I didn’t drive 22 hours from St. Louis, Mo. to Nogales, Ariz. just to prove President Trump wrong when he declared a national emergency on the U.S.-Mexico border. I did it in an effort to learn about immigration issues firsthand, because I know his belief that funding a border is not the solution to all of America’s problems.
 
I learned that there is a real crisis where thousands of people are dying and thousands more risk their lives traversing dangerous conditions. Unlike President Trump, I learned firsthand that the solution isn’t a wall. The solution is empathy. The solution is compassion. 
 
What we need is less walls, less division and less separation. We must pay attention to the stories of people who cross the border and listen to their experiences. 
 
The solution is offering refuge, reforming immigration policy and simply upholding human dignity.
 
When I first saw the 14-foot iron wall that designates who deserves freedom and who doesn’t, however, I didn’t have that hope.
 
I met parents travelling with their young children, fleeing violence in their home country, already having traveled for months before arriving in Mexico.

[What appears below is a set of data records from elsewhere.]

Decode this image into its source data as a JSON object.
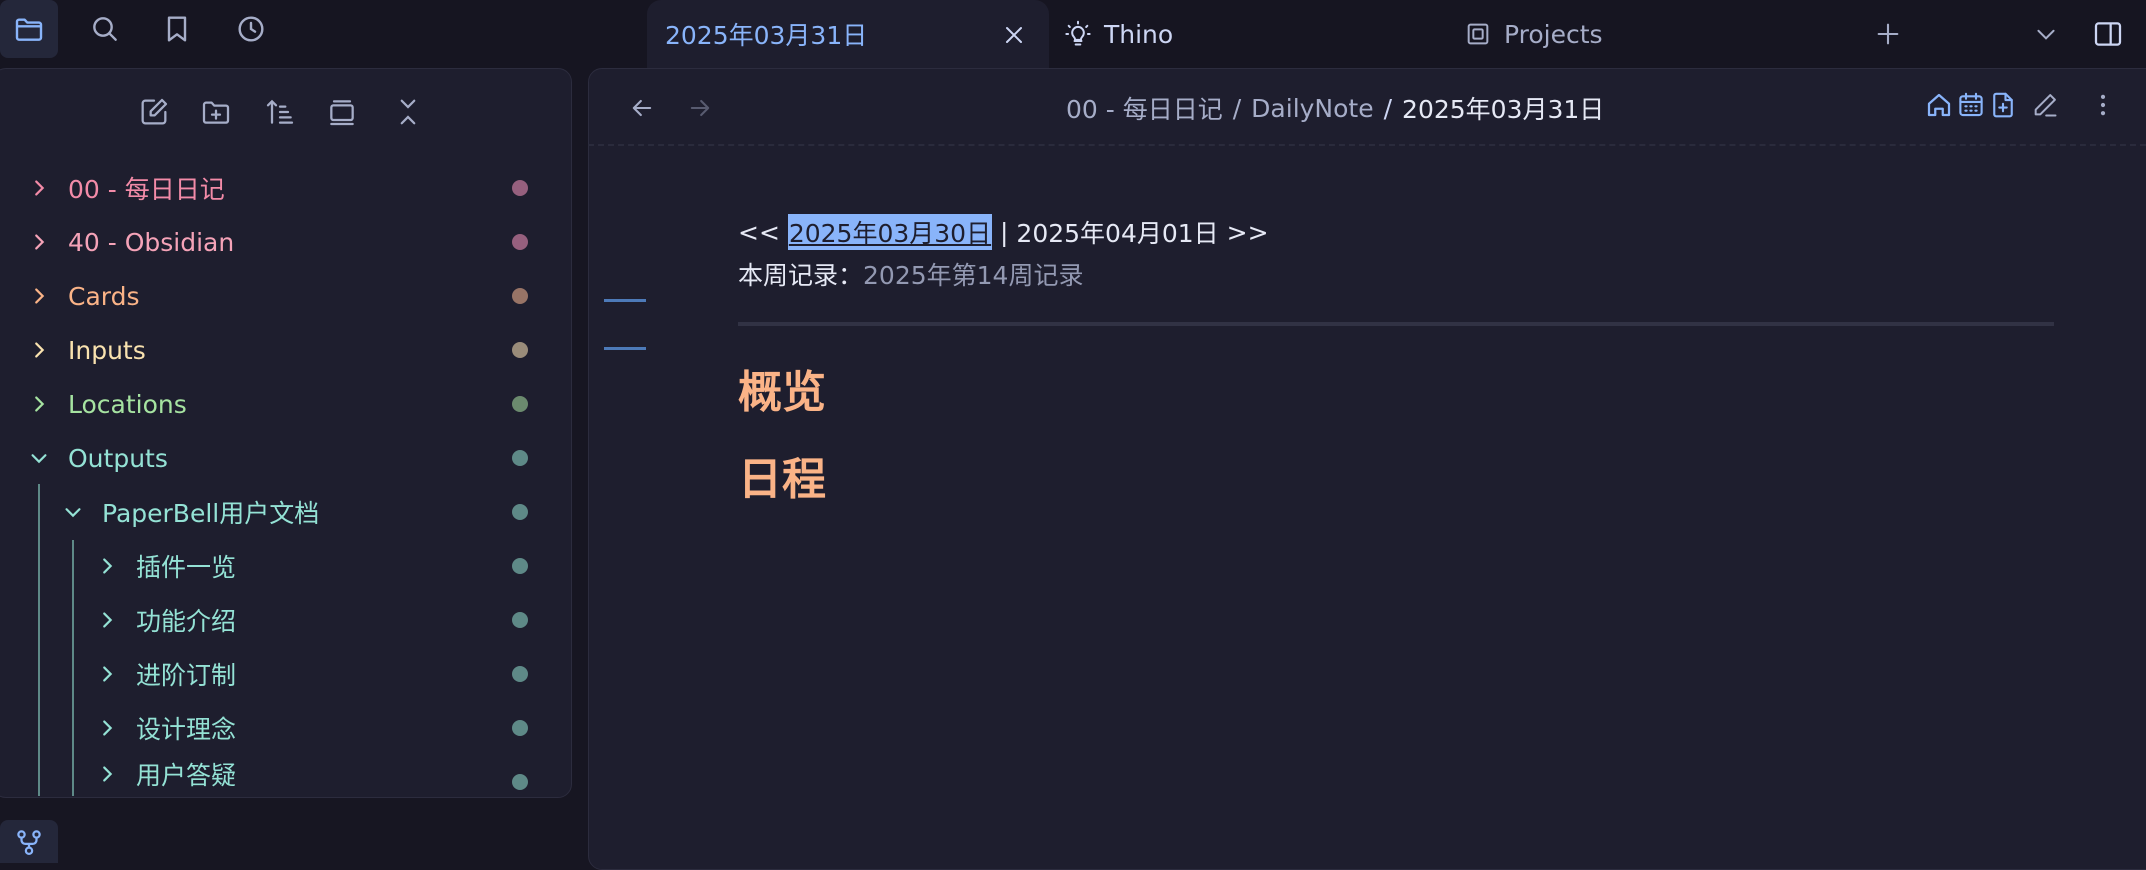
{
  "window": {
    "tabs": [
      {
        "label": "2025年03月31日",
        "active": true
      },
      {
        "label": "Thino",
        "active": false
      },
      {
        "label": "Projects",
        "active": false
      }
    ]
  },
  "ribbon": {
    "icons": [
      "folder-icon",
      "search-icon",
      "bookmark-icon",
      "clock-icon"
    ],
    "bottom_icon": "git-branch-icon"
  },
  "sidebar": {
    "toolbar_icons": [
      "new-note-icon",
      "new-folder-icon",
      "sort-icon",
      "view-icon",
      "collapse-all-icon"
    ],
    "items": [
      {
        "label": "00 - 每日日记",
        "color": "#f38ba8",
        "dot": "#96607e",
        "expanded": false,
        "depth": 0
      },
      {
        "label": "40 - Obsidian",
        "color": "#f5a3b8",
        "dot": "#96607e",
        "expanded": false,
        "depth": 0
      },
      {
        "label": "Cards",
        "color": "#fab387",
        "dot": "#987466",
        "expanded": false,
        "depth": 0
      },
      {
        "label": "Inputs",
        "color": "#f9e2af",
        "dot": "#9a8c7a",
        "expanded": false,
        "depth": 0
      },
      {
        "label": "Locations",
        "color": "#a6e3a1",
        "dot": "#6b8a6e",
        "expanded": false,
        "depth": 0
      },
      {
        "label": "Outputs",
        "color": "#94e2d5",
        "dot": "#5e8987",
        "expanded": true,
        "depth": 0
      },
      {
        "label": "PaperBell用户文档",
        "color": "#94e2d5",
        "dot": "#5e8987",
        "expanded": true,
        "depth": 1
      },
      {
        "label": "插件一览",
        "color": "#94e2d5",
        "dot": "#5e8987",
        "expanded": false,
        "depth": 2
      },
      {
        "label": "功能介绍",
        "color": "#94e2d5",
        "dot": "#5e8987",
        "expanded": false,
        "depth": 2
      },
      {
        "label": "进阶订制",
        "color": "#94e2d5",
        "dot": "#5e8987",
        "expanded": false,
        "depth": 2
      },
      {
        "label": "设计理念",
        "color": "#94e2d5",
        "dot": "#5e8987",
        "expanded": false,
        "depth": 2
      },
      {
        "label": "用户答疑",
        "color": "#94e2d5",
        "dot": "#5e8987",
        "expanded": false,
        "depth": 2
      }
    ]
  },
  "header": {
    "breadcrumb": [
      "00 - 每日日记",
      "DailyNote",
      "2025年03月31日"
    ],
    "separator": "/",
    "action_icons": [
      "home-icon",
      "calendar-icon",
      "new-file-icon",
      "edit-icon",
      "more-icon"
    ]
  },
  "note": {
    "nav_prefix": "<< ",
    "prev_link": "2025年03月30日",
    "nav_sep": " | ",
    "next_link": "2025年04月01日",
    "nav_suffix": " >>",
    "week_label": "本周记录：",
    "week_link": "2025年第14周记录",
    "headings": [
      "概览",
      "日程"
    ]
  },
  "colors": {
    "accent": "#89b4fa",
    "heading": "#fab387",
    "selection": "#89b4fa",
    "background": "#1e1e2e"
  }
}
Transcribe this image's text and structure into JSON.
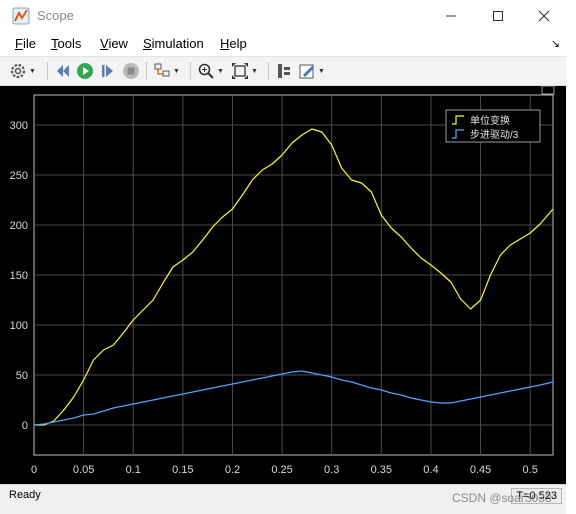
{
  "window": {
    "title": "Scope"
  },
  "menu": [
    {
      "label": "File",
      "accel": "F",
      "rest": "ile"
    },
    {
      "label": "Tools",
      "accel": "T",
      "rest": "ools"
    },
    {
      "label": "View",
      "accel": "V",
      "rest": "iew"
    },
    {
      "label": "Simulation",
      "accel": "S",
      "rest": "imulation"
    },
    {
      "label": "Help",
      "accel": "H",
      "rest": "elp"
    }
  ],
  "toolbar_icons": [
    "settings-icon",
    "step-back-icon",
    "run-icon",
    "step-forward-icon",
    "stop-icon",
    "signal-icon",
    "zoom-icon",
    "autoscale-icon",
    "cursor-icon",
    "style-icon"
  ],
  "colors": {
    "plot_bg": "#000000",
    "axes_bg": "#000000",
    "grid": "#4d4d4d",
    "tick_text": "#d9d9d9",
    "series_1": "#ffff00",
    "series_2": "#4da6ff"
  },
  "status": {
    "text": "Ready",
    "time": "T=0.523"
  },
  "watermark": "CSDN @soar3033",
  "chart_data": {
    "type": "line",
    "title": "",
    "xlabel": "",
    "ylabel": "",
    "xlim": [
      0,
      0.523
    ],
    "ylim": [
      -30,
      330
    ],
    "x_ticks": [
      0,
      0.05,
      0.1,
      0.15,
      0.2,
      0.25,
      0.3,
      0.35,
      0.4,
      0.45,
      0.5
    ],
    "x_tick_labels": [
      "0",
      "0.05",
      "0.1",
      "0.15",
      "0.2",
      "0.25",
      "0.3",
      "0.35",
      "0.4",
      "0.45",
      "0.5"
    ],
    "y_ticks": [
      0,
      50,
      100,
      150,
      200,
      250,
      300
    ],
    "y_tick_labels": [
      "0",
      "50",
      "100",
      "150",
      "200",
      "250",
      "300"
    ],
    "grid": true,
    "legend": "top-right",
    "series": [
      {
        "name": "单位变换",
        "color": "#ffff00",
        "x": [
          0,
          0.01,
          0.02,
          0.03,
          0.04,
          0.05,
          0.06,
          0.07,
          0.08,
          0.09,
          0.1,
          0.11,
          0.12,
          0.13,
          0.14,
          0.15,
          0.16,
          0.17,
          0.18,
          0.19,
          0.2,
          0.21,
          0.22,
          0.23,
          0.24,
          0.25,
          0.26,
          0.27,
          0.28,
          0.29,
          0.3,
          0.31,
          0.32,
          0.33,
          0.34,
          0.35,
          0.36,
          0.37,
          0.38,
          0.39,
          0.4,
          0.41,
          0.42,
          0.43,
          0.44,
          0.45,
          0.46,
          0.47,
          0.48,
          0.49,
          0.5,
          0.51,
          0.523
        ],
        "y": [
          0,
          0,
          4,
          15,
          28,
          45,
          65,
          75,
          80,
          92,
          105,
          115,
          125,
          142,
          158,
          165,
          173,
          185,
          198,
          208,
          216,
          230,
          245,
          255,
          261,
          270,
          282,
          290,
          296,
          293,
          280,
          257,
          245,
          242,
          233,
          210,
          197,
          188,
          177,
          167,
          160,
          152,
          143,
          126,
          116,
          125,
          150,
          170,
          180,
          186,
          192,
          201,
          216
        ]
      },
      {
        "name": "步进驱动/3",
        "color": "#4da6ff",
        "x": [
          0,
          0.01,
          0.02,
          0.03,
          0.04,
          0.05,
          0.06,
          0.07,
          0.08,
          0.09,
          0.1,
          0.11,
          0.12,
          0.13,
          0.14,
          0.15,
          0.16,
          0.17,
          0.18,
          0.19,
          0.2,
          0.21,
          0.22,
          0.23,
          0.24,
          0.25,
          0.26,
          0.27,
          0.28,
          0.29,
          0.3,
          0.31,
          0.32,
          0.33,
          0.34,
          0.35,
          0.36,
          0.37,
          0.38,
          0.39,
          0.4,
          0.41,
          0.42,
          0.43,
          0.44,
          0.45,
          0.46,
          0.47,
          0.48,
          0.49,
          0.5,
          0.51,
          0.523
        ],
        "y": [
          0,
          1,
          3,
          5,
          7,
          10,
          11,
          14,
          17,
          19,
          21,
          23,
          25,
          27,
          29,
          31,
          33,
          35,
          37,
          39,
          41,
          43,
          45,
          47,
          49,
          51,
          53,
          54,
          52,
          50,
          48,
          45,
          43,
          40,
          37,
          35,
          32,
          30,
          27,
          25,
          23,
          22,
          22,
          24,
          26,
          28,
          30,
          32,
          34,
          36,
          38,
          40,
          43
        ]
      }
    ]
  }
}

I was heartbroken for the mother I met, who lost her two older sons to gang violence in Honduras, and only had her young son, daughter and the clothes on their back, waiting in Nogales to seek asylum. 
 
I was angry and frustrated after I met with a Customs and Border Patrol agent, unable to fathom how a human being could be so apathetic to inhumane conditions and practices.
 
I was heartbroken while I sat at the back of an Operation Streamline proceeding, an initiative by the Department of Homeland Security that prosecutes people—75 people at the same time—who have crossed the border at unauthorized areas as criminals.
 
I was brought to tears when I spoke with a man named Wilmer Stanle Sierra Duran, a detainee in the Florence Detention Facility who has been awaiting his asylum status for almost two years, so close to giving up but is still able to find joy in the midst of injustice. 
 
My heart was heavy as I walked along a desert path lined with forgotten backpacks, dropped water bottles and torn clothes in Arivaca, Ariz., that showed the journeys of migrants past and present. I was haunted by the privilege I had to be able to imagine walking the hot, dusty terrain on a perilous journey to places unknown while I was able to ride in a car, eat three meals a day, have a bed to sleep in at night, and come back home to my life as a college student at the end of the trip.
 
The numbers and reports in the news didn’t really make sense until I saw them in real life. I never fully comprehended the hundreds of miles that migrants walked on foot until I drove along the Arizona desert for several hours straight. I never felt the drastic and extreme outdoor temperatures of the desert borderlands, until I camped overnight in Patagonia. I was never able to picture the dehumanization and violation of human rights and dangerous living conditions, until we drove past Eloy Detention Center, a private prison operated by CoreCivic that holds about 1,500 ICE detainees and has the highest rate for inmate deaths. Until I saw hundreds of people line up at the Comedor at the Kino Border Initiative in Nogales, or wrapped in foil blankets under the Puente Internacional Paso del Norte in El Paso, I never visualized the thousands of people seeking asylum and a better life.
 
It’s not just people crossing the border undocumented, or fleeing danger from their home countries. It’s U.S. policy that makes it almost impossible for them to be granted asylum status. People are coming to ports of entry, doing it the “legal way,” and agents are turning them away. 
 
People cannot just “get in line,” because there is no line.
 
Immigration issues include a broken justice system that prosecutes migrants as criminals for a completely non-violent crime. It’s not just thousands of people being detained by ICE or Border Patrol. It’s families being separated, children left afraid and parents losing hope, in dangerous and unlivable detention facilities—with no end in sight.
 
The solution isn’t a wall. A wall will not address the deaths and dangers that exist beyond our country’s boundaries. A wall will not humanize the hundreds of people sitting in shackles, forced to plead guilty in courtrooms. A wall will not reunite families. A wall will not bring back those who have died in detention centers. A wall will not help the 11 million undocumented people who only know America as their home, who pay taxes but don’t benefit from them, who work for the economy that doesn’t support them, who love a country that doesn’t protect them. 
 
The solution is showing love and care for our neighbors. It’s offering protection and safety to those who need it. It’s learning about what is actually happening at the border, instead of believing whatever is in the news. It’s asking yourself, “what would you do?” It’s having compassion for parents who do anything to keep their children safe and healthy. It’s reforming U.S. immigration policy.